Testimonio

Cuando era niña, mi madre no quería que me dedicara a estudiar. Solo quería que encontrara un buen marido y le diera nietos. Pero mi mayor ilusión era trabajar en un hospital y convertirme en investigadora.

En mi casa no había mucho dinero para una carrera universitaria. Mi padre era muy mayor y aunque trabajó hasta los ochenta años, éramos tres hermanas y cinco bocas. Pero me “busqué la vida” para poder hacer algún que otro trabajo y poder pagarme los estudios. Eran los años setenta, y la biología se consideraba un “pasaporte para el hambre”.

Van a cumplirse treinta y cinco años desde que acabé la carrera. Conseguí trabajar en un hospital (aunque estuve cuatro años como “asistente voluntario” sin cobrar un céntimo). Y llevo más de treinta dedicándome a lo que, desde siempre, me ha gustado.

Mi madre me lo puso muy difícil, pero luché por conseguir mi sueño. En los años ochenta, que una mujer trabajara en andrología, y manejara muestras de semen, no era nada común. En un mundo de hombres, me abrí paso sin hacer el menor caso de comentarios que, hoy, ni se hubieran atrevido a pronunciar. Pero no me importaba en absoluto. Tenía claro cual era el camino que había de seguir: el esfuerzo y la dedicación. Y de esa manera conseguí el respeto de mis compañeros. Todos varones.

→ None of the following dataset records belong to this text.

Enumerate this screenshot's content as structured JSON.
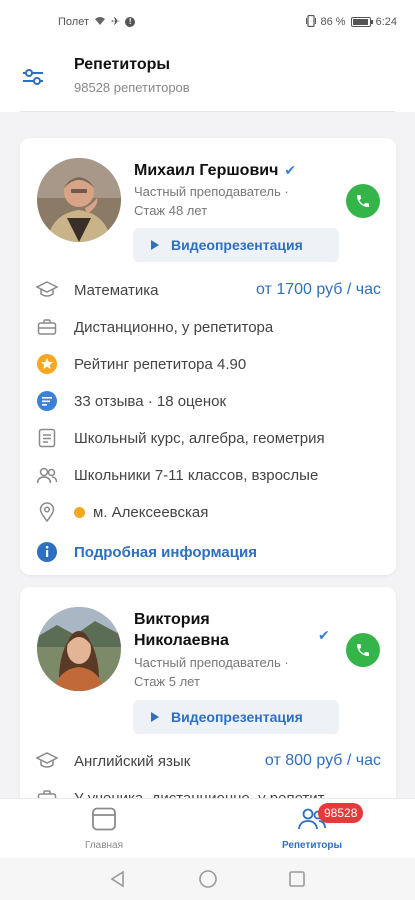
{
  "status_bar": {
    "carrier": "Полет",
    "battery_percent": "86 %",
    "time": "6:24"
  },
  "header": {
    "title": "Репетиторы",
    "subtitle": "98528 репетиторов"
  },
  "tutors": [
    {
      "name": "Михаил Гершович",
      "type": "Частный преподаватель ·",
      "experience": "Стаж 48 лет",
      "video_label": "Видеопрезентация",
      "subject": "Математика",
      "price": "от 1700 руб / час",
      "format": "Дистанционно, у репетитора",
      "rating": "Рейтинг репетитора 4.90",
      "reviews": "33 отзыва · 18 оценок",
      "topics": "Школьный курс, алгебра, геометрия",
      "students": "Школьники 7-11 классов, взрослые",
      "metro": "м. Алексеевская",
      "more": "Подробная информация"
    },
    {
      "name_line1": "Виктория",
      "name_line2": "Николаевна",
      "type": "Частный преподаватель ·",
      "experience": "Стаж 5 лет",
      "video_label": "Видеопрезентация",
      "subject": "Английский язык",
      "price": "от 800 руб / час",
      "format": "У ученика, дистанционно, у репетит"
    }
  ],
  "bottom_nav": {
    "home": "Главная",
    "tutors": "Репетиторы",
    "badge": "98528"
  },
  "colors": {
    "accent": "#2f6fbf",
    "call": "#35b44a",
    "star": "#f5a623",
    "badge": "#e53a3a"
  }
}
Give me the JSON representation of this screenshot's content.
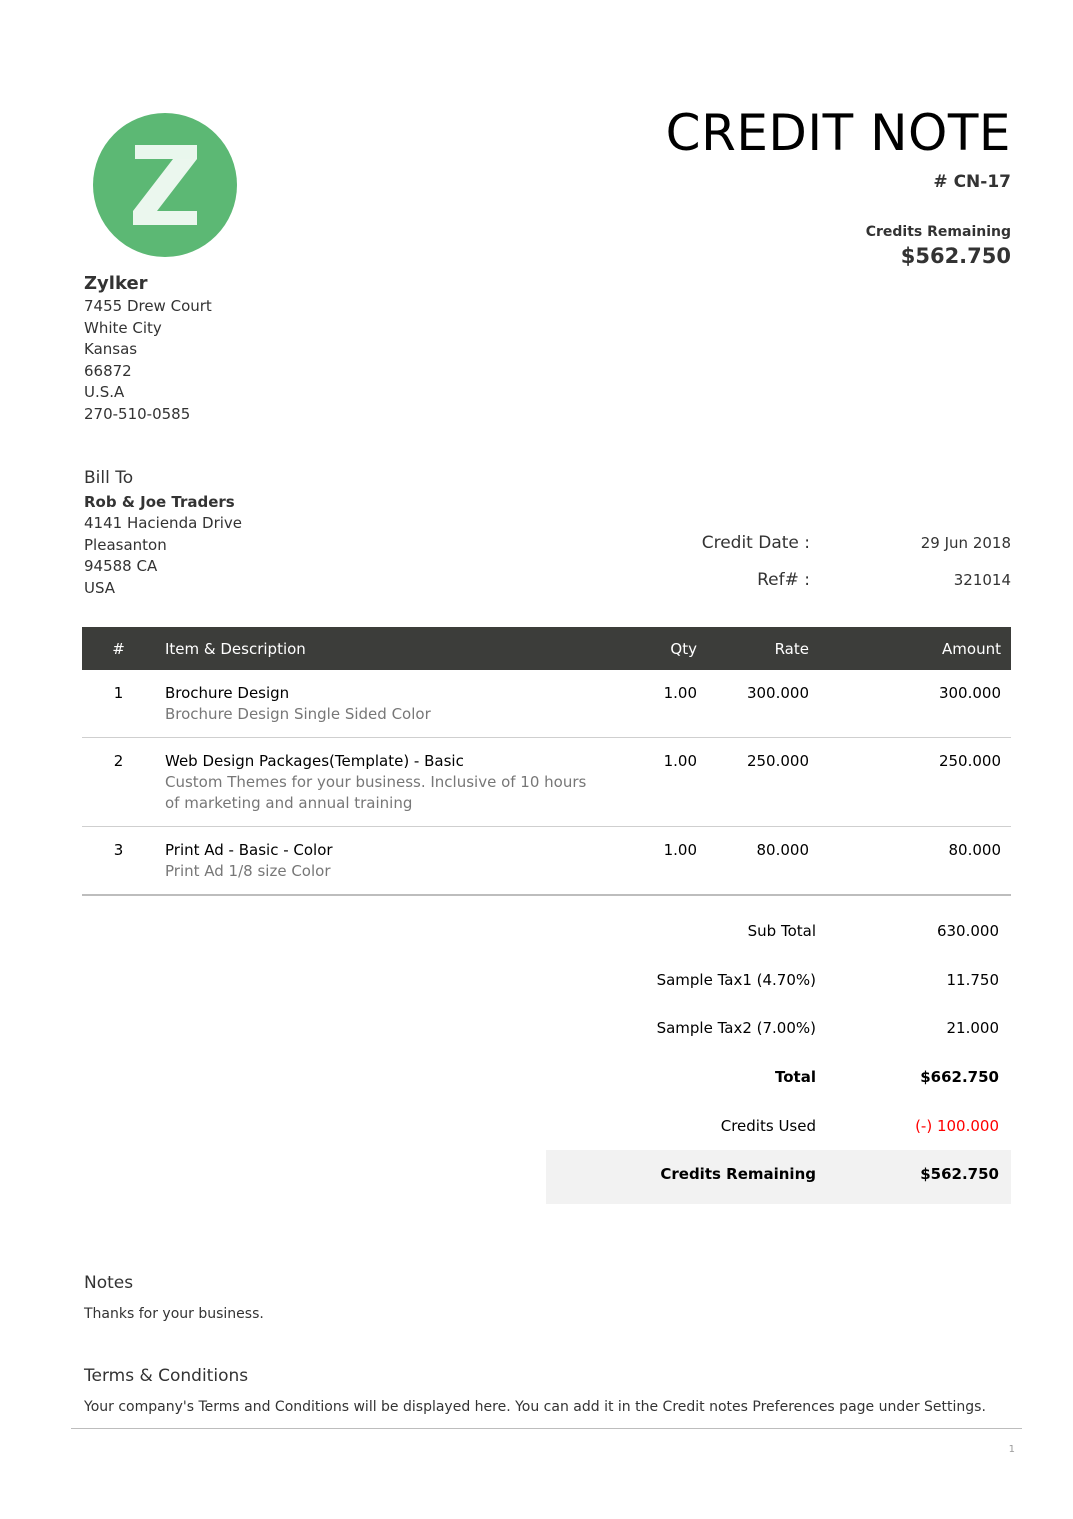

Para mí, el día de la mujer son todos los días. Y el del hombre. Y el de las personas. Y el de los que no cejamos en el empeño de intentar construir un mundo mejor.

Mi madre me lo puso muy difícil, y me costó mucha tristeza, disgusto y angustia. Pero no la culpo porque es lo que ella aprendió de su madre, y su madre de su abuela… y así sucesivamente. Y alguien tenía que romper la cadena de esposas y madres…

Mi madre, ahora, se siente muy orgullosa de su hija trabajadora, y presume entre sus amistades de ello… Ya no recuerda (o no quiere recordar) el pasado.

Pero esto es una lucha silenciosa, individual, continua, incesante, de cada una de nosotras para que, al fin, ser mujer, solo signifique ser persona.